Yes, I would say diet is a major factor in weight maintenance/loss. If you are able, I'd suggest tracking your daily calories and eating foods that make you feel full so you aren't as hungry later. For me, that's typically protein/fat like chicken, turkey, eggs, even pork and steak. I can also do milk, but I know not everyone can do dairy. I'm also one of those odd people who actually eats mustard greens, spinach, and broccoli.
If you are blessed enough to go out to eat/order out, they have low-calorie options sometimes. Applebee's has a ~$13 portabello steak with grains, spinach, and cherry tomatoes for 340 calories.
You can treat yourself once in a while, but you'd have to take the calories away from somewhere else. I'd suggest mixing up the diet with healthier things you like and eating before shopping to help keep away from things that'll get you in trouble.
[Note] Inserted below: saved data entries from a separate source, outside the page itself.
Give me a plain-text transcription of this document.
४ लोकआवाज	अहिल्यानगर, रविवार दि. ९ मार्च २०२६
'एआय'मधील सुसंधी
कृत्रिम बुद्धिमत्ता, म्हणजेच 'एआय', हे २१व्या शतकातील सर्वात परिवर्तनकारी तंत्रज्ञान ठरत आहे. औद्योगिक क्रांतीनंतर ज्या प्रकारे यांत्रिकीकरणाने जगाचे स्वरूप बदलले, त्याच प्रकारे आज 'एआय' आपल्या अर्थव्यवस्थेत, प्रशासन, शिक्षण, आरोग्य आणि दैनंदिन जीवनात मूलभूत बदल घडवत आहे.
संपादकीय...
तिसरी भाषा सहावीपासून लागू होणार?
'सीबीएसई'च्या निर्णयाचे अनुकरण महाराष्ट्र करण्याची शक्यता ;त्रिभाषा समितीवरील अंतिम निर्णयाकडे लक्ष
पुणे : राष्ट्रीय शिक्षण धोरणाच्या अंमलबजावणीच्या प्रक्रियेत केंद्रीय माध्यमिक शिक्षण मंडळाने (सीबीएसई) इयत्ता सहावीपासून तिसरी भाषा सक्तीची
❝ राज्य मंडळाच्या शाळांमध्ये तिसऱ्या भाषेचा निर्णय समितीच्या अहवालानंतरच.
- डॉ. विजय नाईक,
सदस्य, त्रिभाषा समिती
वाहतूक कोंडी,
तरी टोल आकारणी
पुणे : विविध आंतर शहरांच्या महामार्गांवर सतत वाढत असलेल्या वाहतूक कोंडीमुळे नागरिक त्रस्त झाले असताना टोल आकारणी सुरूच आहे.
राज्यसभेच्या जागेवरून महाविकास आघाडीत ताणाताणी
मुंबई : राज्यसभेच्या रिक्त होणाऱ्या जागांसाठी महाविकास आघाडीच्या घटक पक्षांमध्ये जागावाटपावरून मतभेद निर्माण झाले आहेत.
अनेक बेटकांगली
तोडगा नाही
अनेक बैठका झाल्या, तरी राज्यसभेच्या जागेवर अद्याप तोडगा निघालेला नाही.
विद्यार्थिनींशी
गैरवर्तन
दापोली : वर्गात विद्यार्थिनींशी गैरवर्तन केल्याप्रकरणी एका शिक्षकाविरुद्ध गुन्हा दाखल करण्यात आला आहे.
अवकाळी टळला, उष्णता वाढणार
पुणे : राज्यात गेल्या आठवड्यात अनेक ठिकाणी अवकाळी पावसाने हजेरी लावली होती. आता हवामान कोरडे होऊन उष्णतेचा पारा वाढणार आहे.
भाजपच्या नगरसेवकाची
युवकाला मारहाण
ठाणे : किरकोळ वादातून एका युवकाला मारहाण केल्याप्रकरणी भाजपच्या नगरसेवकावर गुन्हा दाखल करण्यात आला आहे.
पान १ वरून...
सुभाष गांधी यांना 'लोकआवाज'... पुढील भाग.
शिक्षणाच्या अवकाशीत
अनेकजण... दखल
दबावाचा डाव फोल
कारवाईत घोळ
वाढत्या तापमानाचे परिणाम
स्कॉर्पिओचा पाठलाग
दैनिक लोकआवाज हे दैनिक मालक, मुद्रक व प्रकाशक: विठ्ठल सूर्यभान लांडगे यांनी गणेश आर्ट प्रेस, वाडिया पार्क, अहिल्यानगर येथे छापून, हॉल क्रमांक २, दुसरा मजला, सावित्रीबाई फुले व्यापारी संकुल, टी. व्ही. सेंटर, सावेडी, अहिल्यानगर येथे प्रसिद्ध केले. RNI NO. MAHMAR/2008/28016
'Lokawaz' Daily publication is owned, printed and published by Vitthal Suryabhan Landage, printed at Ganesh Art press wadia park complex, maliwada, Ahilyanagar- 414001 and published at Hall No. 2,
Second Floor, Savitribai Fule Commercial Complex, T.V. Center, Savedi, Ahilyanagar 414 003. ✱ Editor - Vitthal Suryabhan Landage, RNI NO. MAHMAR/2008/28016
If you do exercising, do gentler stuff like stretching or modified push-ups, ~30 seconds at time, with considerable rest thereafter - like the Workwell Foundation suggests. Start slow. And take it easy on yourself.
You can start tracking roughly how many calories you'd burn per day. For me, walking around the house ~1,200 steps/day on average and doing some small stuff might put me at 1,880 calories.
You may have to give up something else to exercise. It depends on how important it is to you.